Parents, you’ve got questions, we’ve got answers.

Or just as likely, we’ve got questions and you’ve got answers.

Challenge: Kids with Special Needs

If behaviors are communication, what if he is screaming for belonging?

Vote up!
Share on Facebook Share on Twitter Email this article


He does a million things to adapt and learn how to behave to “appropriately” interact with your kids. We have behavior intervention plans, special pull-out classes to work on social skills, modeling, redirecting, social stories, occupational therapy etc. etc. etc.

Can I ask some weird questions? What do you and your kids do to learn to hang out in his world? To interact in a way that’s meaningful to him? To learn how to slow down, be patient, offer different options or accommodate the game/activity?
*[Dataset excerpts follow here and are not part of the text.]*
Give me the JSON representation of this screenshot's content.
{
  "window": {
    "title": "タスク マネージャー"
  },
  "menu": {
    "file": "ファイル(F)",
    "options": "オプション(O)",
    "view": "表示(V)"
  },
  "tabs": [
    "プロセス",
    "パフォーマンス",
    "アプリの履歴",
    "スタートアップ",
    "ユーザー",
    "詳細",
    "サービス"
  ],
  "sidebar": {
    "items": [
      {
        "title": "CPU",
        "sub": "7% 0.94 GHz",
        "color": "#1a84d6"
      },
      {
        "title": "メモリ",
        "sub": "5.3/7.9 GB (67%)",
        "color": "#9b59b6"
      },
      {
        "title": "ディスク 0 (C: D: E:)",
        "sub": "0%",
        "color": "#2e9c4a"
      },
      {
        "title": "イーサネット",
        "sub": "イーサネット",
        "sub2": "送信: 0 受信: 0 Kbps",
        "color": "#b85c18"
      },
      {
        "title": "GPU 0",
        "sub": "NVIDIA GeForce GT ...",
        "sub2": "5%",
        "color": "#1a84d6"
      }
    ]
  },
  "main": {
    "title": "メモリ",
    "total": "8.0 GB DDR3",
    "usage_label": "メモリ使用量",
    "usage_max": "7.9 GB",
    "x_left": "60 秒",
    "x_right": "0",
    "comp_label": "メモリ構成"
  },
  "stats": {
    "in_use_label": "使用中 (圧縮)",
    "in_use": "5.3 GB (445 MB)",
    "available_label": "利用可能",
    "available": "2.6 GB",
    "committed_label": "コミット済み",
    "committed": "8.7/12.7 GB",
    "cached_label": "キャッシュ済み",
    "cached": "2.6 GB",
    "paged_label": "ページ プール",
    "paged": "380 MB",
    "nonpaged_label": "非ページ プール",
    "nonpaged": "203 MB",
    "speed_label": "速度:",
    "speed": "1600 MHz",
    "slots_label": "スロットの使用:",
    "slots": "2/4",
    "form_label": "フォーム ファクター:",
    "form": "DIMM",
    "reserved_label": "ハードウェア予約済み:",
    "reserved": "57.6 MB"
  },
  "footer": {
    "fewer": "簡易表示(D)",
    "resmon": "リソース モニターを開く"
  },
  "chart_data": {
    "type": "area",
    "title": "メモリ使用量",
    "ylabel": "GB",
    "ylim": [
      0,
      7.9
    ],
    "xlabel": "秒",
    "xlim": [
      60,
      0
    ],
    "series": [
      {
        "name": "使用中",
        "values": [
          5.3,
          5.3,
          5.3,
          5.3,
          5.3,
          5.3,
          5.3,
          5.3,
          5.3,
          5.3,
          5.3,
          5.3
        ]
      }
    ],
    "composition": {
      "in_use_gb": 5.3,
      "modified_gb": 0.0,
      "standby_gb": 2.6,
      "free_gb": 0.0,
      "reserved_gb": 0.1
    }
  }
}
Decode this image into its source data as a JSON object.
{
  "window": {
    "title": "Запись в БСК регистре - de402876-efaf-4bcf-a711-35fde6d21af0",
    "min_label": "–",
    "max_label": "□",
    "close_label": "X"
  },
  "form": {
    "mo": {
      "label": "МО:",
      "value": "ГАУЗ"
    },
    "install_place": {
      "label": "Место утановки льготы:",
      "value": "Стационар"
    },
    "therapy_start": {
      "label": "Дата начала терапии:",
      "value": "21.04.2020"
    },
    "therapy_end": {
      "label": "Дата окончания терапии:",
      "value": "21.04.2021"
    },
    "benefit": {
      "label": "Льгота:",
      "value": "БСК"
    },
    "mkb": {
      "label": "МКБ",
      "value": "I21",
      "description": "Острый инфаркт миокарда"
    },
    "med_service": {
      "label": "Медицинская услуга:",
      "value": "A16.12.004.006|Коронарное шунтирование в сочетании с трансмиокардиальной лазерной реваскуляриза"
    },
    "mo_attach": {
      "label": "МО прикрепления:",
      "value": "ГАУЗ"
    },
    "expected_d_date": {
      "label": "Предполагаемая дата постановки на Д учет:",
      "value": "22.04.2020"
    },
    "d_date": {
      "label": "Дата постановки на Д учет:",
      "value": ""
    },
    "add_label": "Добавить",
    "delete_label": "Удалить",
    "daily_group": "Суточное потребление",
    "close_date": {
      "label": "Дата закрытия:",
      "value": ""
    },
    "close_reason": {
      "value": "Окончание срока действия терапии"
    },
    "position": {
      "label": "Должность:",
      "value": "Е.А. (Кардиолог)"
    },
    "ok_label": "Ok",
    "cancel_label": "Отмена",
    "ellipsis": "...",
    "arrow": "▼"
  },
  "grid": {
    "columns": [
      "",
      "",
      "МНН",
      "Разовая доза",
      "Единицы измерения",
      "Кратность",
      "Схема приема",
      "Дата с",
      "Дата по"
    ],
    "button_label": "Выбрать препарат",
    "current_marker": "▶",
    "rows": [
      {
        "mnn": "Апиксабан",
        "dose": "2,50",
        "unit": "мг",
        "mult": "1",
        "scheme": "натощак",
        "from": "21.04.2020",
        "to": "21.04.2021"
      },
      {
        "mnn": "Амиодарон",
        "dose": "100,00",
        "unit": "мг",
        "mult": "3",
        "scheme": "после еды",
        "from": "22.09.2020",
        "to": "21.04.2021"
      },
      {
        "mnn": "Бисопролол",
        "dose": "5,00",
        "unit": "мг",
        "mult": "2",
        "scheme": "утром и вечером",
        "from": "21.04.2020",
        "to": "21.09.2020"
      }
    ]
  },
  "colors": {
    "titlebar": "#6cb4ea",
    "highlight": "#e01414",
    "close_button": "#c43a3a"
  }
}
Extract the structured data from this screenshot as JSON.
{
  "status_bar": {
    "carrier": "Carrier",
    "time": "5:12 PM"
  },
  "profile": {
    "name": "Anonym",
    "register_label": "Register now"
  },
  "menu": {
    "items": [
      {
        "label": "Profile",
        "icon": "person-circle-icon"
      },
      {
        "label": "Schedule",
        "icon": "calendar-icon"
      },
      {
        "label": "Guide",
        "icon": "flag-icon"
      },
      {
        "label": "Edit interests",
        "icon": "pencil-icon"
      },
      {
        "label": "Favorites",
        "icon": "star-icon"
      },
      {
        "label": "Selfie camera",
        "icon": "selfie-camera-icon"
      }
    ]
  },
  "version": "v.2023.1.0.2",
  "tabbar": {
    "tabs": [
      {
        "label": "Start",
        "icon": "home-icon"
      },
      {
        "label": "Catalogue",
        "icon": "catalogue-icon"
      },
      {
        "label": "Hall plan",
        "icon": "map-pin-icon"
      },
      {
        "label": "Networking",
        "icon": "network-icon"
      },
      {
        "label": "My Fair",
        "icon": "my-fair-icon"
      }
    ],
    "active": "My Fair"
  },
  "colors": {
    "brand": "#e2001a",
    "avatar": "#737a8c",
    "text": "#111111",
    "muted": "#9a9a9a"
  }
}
Are you willing to do things a little differently? Are you willing to read about it, learn and reconsider some stereotypes and misconceptions you may have? Have your kids ever interacted with someone with disabilities? They may have to adapt and modify to find a way to communicate differently and to include meaningfully.

It’s been a hard day. There is such much pressure and expectation on him (and us the parents) to learn and teach behaviors but where are the lessons, the interventions, the intentional modeling etc. etc. etc. for the kids to learn how to be friends with Carter.

If no one meets us in the middle, can we really blame the child when he acts out with maladaptive behaviors in an effort to connect?

If behaviors are communication, then what if he is screaming for belonging and authentic friendship?

Inclusion is all good and great but only to the extent that ALL parties are willing to learn and adapt together.